Regina, nuestra vecina, que se había quedado al cuidado de la niña, nos esperaba ansiosa de noticias.
Era una mujer joven, que asistía a mis clases de adultos. Nunca olvidaré lo que supuso para mí aquella ayuda. No quiso mi dinero, que era escaso, pero todo el dinero del mundo no habría sido suficiente para pagar la amorosa atención que dedicaba a mi hija.
Amadeo llegó más tarde y poco a poco fueron entrando con aire furtivo cuatro o cinco mozos. Hasta muy tarde permanecimos de charla. En torno a la lumbre baja del hogar, sentados hasta en el suelo, parecíamos un grupo clandestino preparando una acción o una batalla. Pero era una acción pacífica y una batalla incruenta.
—No es la religión lo que les preocupa a algunos —decía Amadeo—. Lo que les preocupa es que ya no van a poder explotar a los demás con la cosa religiosa. — Tienen que comprender —decía Ezequiel— que la la moral es otra cosa; está por encima de las religiones. La moral es el resultado de aceptar la verdad y la justicia en todas partes del mundo. Porque la verdad y la justicia no tienen fronteras…
Como el fuego se iba consumiendo, se fueron marchando en silencio, uno a uno, como habían venido, con su aire de conspiradores alegres.
Antes de dormirme recordé que ni don Cosme ni por supuesto el Cura habían dado señales de vida. Al día siguiente Amadeo nos contó que hasta las doce de la noche hubo luz en la sala de don Cosme. Desde la calle se oían las voces de él y del Cura y de media docena más.
Al quitar el Crucifijo de la pared lo hice con sencillez, sin alarde alguno de solemnidad. Lo guardé en el cajón de la mesa y empecé las clases del día.
Acababa de pedir a los mayores sus comentarios sobre un párrafo del
Quijote
que habíamos leído, mientras los más pequeños copiaban el trabajo preparado en la pizarra, cuando se abrió la puerta. En el umbral apareció la figura conocida del sacristán.

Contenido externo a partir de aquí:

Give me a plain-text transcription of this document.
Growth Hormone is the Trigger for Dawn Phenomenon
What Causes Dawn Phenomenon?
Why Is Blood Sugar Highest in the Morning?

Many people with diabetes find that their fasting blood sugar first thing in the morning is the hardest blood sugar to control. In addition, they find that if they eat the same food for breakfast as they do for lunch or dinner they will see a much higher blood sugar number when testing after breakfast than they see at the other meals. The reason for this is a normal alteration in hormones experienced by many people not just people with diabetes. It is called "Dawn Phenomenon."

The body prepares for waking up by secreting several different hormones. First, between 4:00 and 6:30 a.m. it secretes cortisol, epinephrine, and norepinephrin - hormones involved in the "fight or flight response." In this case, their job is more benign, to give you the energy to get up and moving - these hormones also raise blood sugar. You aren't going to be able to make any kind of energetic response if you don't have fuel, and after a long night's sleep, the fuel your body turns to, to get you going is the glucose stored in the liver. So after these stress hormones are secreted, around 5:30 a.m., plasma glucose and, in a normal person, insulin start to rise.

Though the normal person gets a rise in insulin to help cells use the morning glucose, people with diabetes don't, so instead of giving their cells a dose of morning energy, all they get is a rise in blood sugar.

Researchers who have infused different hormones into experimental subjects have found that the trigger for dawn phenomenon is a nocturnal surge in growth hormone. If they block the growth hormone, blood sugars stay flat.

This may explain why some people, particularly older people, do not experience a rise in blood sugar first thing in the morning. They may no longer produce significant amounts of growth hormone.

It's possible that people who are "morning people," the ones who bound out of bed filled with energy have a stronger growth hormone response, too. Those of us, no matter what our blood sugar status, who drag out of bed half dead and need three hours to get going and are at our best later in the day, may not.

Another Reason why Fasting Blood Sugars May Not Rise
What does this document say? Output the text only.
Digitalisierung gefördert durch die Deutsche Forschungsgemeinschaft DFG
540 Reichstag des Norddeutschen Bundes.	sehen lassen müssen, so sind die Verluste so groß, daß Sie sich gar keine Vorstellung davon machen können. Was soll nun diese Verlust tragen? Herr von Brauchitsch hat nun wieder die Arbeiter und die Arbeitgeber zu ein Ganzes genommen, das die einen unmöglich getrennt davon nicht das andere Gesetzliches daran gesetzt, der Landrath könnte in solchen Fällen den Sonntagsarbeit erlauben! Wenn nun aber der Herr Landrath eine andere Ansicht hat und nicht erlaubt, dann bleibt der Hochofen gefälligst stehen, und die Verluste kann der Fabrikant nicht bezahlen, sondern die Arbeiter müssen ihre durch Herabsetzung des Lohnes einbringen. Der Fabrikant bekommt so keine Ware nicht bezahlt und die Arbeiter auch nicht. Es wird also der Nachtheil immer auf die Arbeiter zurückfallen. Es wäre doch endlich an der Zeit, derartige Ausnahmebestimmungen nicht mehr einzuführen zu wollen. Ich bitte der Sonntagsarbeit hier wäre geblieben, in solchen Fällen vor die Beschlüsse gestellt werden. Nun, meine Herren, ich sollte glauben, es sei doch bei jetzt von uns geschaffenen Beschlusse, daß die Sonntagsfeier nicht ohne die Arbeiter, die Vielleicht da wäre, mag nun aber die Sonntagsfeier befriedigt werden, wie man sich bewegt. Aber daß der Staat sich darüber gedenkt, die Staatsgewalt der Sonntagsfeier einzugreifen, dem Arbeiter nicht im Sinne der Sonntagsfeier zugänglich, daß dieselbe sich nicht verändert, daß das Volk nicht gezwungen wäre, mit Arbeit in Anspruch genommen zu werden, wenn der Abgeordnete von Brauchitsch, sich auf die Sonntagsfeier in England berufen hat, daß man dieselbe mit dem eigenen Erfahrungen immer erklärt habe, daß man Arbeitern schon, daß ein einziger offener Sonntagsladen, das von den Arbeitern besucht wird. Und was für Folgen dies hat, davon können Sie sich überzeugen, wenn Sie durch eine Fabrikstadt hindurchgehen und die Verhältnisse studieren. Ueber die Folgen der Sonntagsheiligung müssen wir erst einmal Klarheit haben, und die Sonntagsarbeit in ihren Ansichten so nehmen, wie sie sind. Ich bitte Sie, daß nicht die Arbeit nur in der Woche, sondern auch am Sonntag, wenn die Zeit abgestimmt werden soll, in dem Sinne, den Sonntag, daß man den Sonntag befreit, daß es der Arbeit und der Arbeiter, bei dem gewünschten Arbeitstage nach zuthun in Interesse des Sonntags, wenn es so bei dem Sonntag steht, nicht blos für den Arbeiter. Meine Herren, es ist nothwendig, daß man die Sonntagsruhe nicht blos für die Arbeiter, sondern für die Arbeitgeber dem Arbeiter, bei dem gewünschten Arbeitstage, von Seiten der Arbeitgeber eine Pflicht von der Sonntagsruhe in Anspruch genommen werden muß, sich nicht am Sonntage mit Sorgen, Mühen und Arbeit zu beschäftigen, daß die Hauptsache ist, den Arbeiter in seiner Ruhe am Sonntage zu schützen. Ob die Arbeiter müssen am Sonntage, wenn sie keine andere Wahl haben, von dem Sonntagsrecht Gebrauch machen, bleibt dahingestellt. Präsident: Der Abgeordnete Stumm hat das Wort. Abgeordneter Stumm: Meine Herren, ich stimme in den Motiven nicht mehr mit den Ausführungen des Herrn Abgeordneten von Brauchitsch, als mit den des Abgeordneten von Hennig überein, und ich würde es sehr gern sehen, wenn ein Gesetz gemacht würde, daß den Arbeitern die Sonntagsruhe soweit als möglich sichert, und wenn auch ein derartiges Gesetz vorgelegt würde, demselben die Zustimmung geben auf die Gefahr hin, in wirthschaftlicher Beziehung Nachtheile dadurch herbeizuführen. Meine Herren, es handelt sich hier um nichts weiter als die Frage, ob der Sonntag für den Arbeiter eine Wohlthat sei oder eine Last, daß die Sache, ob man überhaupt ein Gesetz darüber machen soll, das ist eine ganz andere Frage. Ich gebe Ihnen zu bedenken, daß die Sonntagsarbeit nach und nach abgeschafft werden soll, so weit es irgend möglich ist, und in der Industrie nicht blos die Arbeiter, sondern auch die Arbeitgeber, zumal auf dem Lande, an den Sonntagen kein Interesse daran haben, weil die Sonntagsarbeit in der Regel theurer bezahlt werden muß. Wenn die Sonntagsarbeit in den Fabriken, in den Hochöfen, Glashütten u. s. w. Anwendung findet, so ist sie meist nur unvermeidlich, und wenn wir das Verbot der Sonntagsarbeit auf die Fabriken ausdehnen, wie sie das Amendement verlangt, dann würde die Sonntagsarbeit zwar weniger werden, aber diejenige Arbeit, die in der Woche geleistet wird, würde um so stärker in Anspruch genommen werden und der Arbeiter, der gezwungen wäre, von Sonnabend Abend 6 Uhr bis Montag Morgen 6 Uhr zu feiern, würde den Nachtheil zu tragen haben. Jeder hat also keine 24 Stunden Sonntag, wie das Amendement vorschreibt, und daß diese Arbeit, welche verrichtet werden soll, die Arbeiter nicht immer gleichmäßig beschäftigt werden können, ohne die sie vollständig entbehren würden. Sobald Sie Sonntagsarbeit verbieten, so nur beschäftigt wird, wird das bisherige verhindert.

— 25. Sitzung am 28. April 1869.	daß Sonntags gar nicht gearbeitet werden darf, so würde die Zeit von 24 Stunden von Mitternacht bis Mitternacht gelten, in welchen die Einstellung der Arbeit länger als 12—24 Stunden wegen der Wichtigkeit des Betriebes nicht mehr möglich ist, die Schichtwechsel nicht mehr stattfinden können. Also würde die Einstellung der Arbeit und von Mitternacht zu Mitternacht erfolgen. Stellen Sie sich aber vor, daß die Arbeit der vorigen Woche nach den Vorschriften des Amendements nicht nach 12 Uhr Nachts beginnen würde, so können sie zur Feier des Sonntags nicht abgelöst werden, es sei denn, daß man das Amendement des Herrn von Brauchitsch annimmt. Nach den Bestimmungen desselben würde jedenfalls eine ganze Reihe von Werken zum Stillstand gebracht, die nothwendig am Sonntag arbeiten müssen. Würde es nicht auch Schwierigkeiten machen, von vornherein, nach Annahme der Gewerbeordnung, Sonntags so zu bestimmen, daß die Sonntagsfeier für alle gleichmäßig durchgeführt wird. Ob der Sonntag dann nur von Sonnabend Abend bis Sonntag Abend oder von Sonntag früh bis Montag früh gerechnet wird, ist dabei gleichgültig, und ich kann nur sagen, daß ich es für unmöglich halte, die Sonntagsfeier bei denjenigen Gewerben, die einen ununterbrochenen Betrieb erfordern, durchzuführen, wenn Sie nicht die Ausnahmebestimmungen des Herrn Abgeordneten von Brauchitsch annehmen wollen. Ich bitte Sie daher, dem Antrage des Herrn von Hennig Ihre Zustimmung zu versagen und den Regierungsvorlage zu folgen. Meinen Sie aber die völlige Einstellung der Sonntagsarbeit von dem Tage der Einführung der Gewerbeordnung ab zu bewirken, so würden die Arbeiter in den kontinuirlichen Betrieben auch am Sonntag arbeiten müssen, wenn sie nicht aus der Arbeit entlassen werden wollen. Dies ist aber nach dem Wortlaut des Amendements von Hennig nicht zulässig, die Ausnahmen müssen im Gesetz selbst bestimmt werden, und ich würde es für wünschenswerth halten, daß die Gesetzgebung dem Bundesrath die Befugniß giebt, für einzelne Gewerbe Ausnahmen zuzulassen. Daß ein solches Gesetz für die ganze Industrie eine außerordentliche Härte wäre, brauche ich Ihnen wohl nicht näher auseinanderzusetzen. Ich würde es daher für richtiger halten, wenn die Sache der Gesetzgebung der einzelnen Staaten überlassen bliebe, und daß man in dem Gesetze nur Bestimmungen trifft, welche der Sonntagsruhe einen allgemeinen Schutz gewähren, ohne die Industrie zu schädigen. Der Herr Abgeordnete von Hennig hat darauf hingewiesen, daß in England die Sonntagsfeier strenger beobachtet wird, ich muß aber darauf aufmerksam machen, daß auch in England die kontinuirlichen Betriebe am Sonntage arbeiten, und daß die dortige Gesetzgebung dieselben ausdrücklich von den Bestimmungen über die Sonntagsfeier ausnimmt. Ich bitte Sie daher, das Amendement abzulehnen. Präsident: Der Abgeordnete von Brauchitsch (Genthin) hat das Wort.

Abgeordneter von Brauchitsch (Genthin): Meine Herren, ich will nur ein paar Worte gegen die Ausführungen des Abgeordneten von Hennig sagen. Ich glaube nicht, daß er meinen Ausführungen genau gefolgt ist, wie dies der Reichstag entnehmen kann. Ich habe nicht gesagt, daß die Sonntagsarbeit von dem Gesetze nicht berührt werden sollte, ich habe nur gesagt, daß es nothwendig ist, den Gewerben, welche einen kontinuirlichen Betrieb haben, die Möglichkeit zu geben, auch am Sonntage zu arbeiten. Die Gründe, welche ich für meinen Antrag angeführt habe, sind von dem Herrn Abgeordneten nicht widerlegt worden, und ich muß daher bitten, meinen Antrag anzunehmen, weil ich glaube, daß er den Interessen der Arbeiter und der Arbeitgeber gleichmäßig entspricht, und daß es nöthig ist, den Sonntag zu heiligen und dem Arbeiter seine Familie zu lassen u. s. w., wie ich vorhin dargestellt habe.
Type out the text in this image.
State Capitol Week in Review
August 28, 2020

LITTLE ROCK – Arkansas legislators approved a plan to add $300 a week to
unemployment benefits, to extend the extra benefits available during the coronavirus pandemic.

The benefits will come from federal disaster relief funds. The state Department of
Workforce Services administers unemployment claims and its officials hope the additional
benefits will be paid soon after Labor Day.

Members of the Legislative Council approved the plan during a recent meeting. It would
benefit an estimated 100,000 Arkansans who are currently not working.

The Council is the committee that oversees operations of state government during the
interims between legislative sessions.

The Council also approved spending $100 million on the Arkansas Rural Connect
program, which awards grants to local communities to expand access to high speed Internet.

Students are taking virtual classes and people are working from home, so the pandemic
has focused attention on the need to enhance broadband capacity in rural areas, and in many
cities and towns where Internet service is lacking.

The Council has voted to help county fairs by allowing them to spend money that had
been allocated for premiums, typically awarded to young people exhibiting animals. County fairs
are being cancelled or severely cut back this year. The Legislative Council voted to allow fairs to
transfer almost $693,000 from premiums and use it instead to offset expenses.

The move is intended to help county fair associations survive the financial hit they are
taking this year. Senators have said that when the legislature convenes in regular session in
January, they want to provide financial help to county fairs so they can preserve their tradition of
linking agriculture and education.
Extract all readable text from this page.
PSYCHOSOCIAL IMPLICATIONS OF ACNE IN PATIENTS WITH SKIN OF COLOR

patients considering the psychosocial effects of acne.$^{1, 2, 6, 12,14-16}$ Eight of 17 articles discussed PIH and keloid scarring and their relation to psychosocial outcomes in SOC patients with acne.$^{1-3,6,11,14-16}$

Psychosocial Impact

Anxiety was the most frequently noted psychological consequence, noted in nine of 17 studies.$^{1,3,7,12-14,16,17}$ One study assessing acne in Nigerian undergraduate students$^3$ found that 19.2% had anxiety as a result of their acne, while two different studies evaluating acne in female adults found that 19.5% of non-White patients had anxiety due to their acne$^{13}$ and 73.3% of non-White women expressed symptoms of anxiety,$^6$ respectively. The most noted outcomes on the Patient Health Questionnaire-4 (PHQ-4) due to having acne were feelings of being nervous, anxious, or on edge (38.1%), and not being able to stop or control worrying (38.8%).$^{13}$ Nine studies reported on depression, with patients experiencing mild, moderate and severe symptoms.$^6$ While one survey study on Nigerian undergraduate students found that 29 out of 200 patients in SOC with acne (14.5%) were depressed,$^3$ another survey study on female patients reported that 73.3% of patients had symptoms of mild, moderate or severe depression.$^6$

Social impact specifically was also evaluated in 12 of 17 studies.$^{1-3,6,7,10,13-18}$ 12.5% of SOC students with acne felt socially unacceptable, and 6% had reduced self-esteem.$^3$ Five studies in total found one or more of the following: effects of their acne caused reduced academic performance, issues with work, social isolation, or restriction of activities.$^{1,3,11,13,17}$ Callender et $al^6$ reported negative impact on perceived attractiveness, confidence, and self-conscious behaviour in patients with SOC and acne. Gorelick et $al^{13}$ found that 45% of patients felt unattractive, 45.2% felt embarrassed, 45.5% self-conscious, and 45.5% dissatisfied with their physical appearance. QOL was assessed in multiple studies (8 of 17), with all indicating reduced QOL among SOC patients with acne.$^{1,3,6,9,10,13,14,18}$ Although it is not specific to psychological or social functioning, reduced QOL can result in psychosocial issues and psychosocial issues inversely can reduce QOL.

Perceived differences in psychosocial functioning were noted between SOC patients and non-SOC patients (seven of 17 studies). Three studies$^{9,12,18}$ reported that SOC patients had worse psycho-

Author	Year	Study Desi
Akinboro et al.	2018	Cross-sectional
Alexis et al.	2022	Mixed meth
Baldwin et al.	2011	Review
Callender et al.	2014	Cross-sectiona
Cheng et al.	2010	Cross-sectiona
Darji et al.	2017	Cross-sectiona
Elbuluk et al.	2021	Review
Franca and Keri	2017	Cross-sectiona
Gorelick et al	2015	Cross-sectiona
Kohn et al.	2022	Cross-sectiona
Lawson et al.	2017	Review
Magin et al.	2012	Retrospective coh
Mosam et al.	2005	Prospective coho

—¿Qué pasa, Joaco? — le pregunté.
Era un hombre de escasa inteligencia, inútil para un trabajo concreto, pero buena persona y dispuesto a ayudar a quien se lo pidiera.
—Que dice el señor Cura que me dé el Crucifijo…
La sorpresa me dejó muda un instante.
—¿Y para qué quiere él el Crucifijo? — fue todo lo que se me ocurrió decir.
—Para guardarlo bien, que usted le da mal trato —aseguró el torpe enviado.